Les spots locaux ont vu affluer des visages internationaux. Les hôtels ont généré de meilleurs revenus par chambre disponible – RevPAR, comme l’appelle l’industrie. Tout le monde les regardait.

Mais attendez.

Les villes non hôtes progressent également.

En fait, je m’éloigne.

CoStar affirme que les marchés non hôtes ont vu le RevPAR augmenter d’au moins 6 % chaque semaine depuis le début du tournoi. Comparez cela aux gros canons ? Ils ne sont vraiment pas loin derrière sur ces 25 principaux marchés. Mais la dynamique semble différente ici.

Des foules se présentent.

De gros dépensiers venus de l’étranger. Le genre de gens qui commandent des boissons chères et ne regardent pas l’addition.

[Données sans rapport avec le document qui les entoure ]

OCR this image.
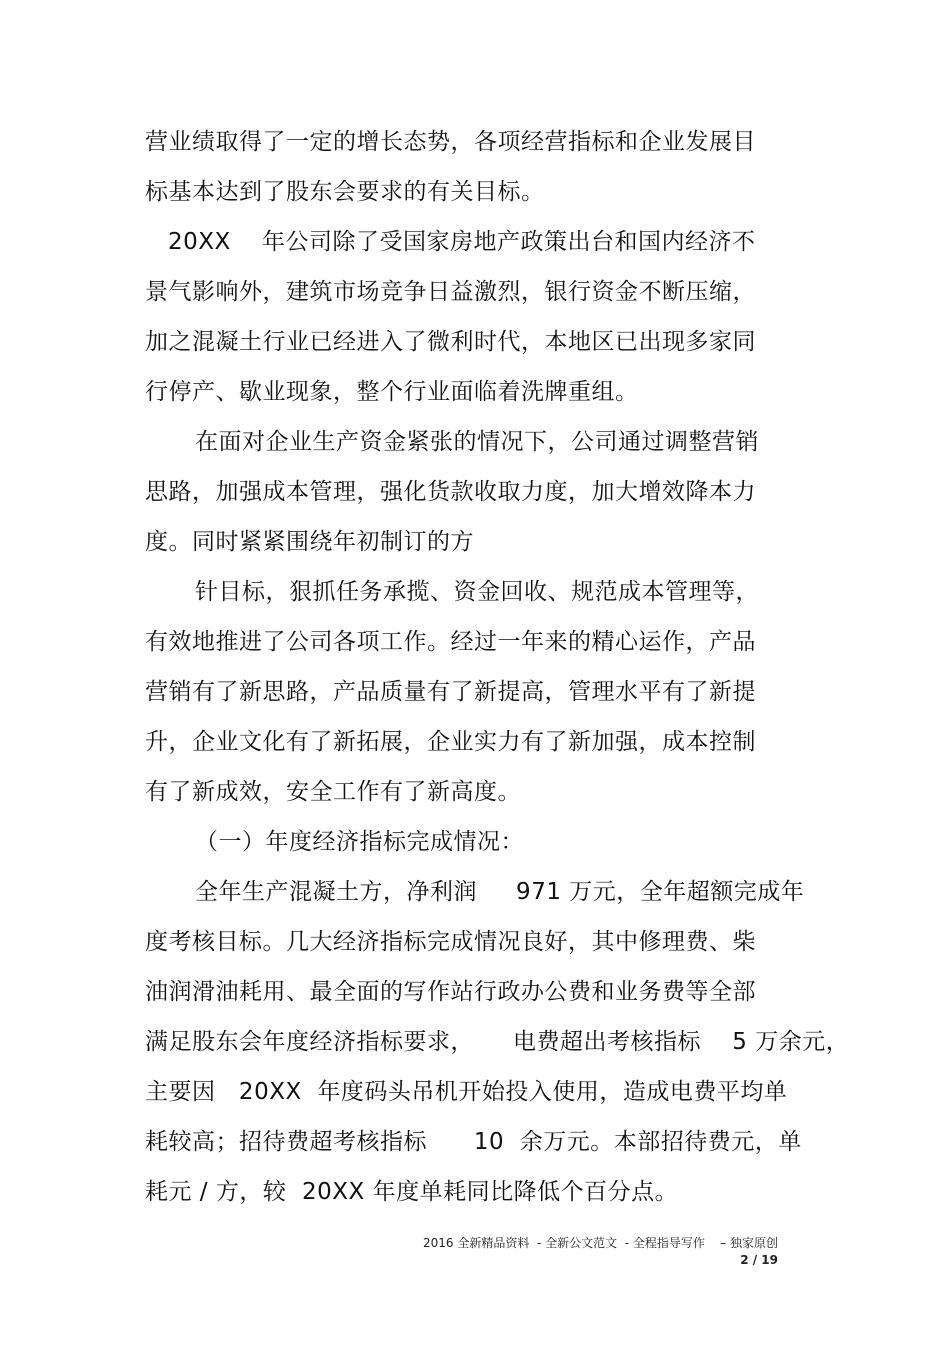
营业绩取得了一定的增长态势，各项经营指标和企业发展目
标基本达到了股东会要求的有关目标。
20XX    年公司除了受国家房地产政策出台和国内经济不
景气影响外，建筑市场竞争日益激烈，银行资金不断压缩，
加之混凝土行业已经进入了微利时代，本地区已出现多家同
行停产、歇业现象，整个行业面临着洗牌重组。
在面对企业生产资金紧张的情况下，公司通过调整营销
思路，加强成本管理，强化货款收取力度，加大增效降本力
度。同时紧紧围绕年初制订的方
针目标，狠抓任务承揽、资金回收、规范成本管理等，
有效地推进了公司各项工作。经过一年来的精心运作，产品
营销有了新思路，产品质量有了新提高，管理水平有了新提
升，企业文化有了新拓展，企业实力有了新加强，成本控制
有了新成效，安全工作有了新高度。
（一）年度经济指标完成情况：
全年生产混凝土方，净利润     971 万元，全年超额完成年
度考核目标。几大经济指标完成情况良好，其中修理费、柴
油润滑油耗用、最全面的写作站行政办公费和业务费等全部
满足股东会年度经济指标要求，     电费超出考核指标    5 万余元，
主要因   20XX  年度码头吊机开始投入使用，造成电费平均单
耗较高；招待费超考核指标      10  余万元。本部招待费元，单
耗元 / 方，较  20XX 年度单耗同比降低个百分点。
2016 全新精品资料  - 全新公文范文  - 全程指导写作    – 独家原创
2 / 19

Les villes hôtes ont eu du mal à gérer leurs taux d’occupation. J’ai beaucoup lutté.

La demande non hôte était en hausse de 1,7 sur un an fin juin. Un petit nombre peut-être. Cela s’additionne.

« Les marchés non hôtes dépassent les attentes. »

Pourquoi?

L’activité du groupe dans les zones d’accueil a plongé. Les organisateurs les ont pressés fort. Les prix sont devenus bizarres.

Les fans ont découvert une faille.

Ils vont quelque part à proximité. Quelque part moins cher. Mêmes jeux à la télé. Moins de tracas. Plus amusant.

L’effet d’entraînement est plus fort que prévu.

Il ne s’agit pas seulement de savoir qui héberge le jeu.

Il s’agit de savoir qui facilite le visionnage.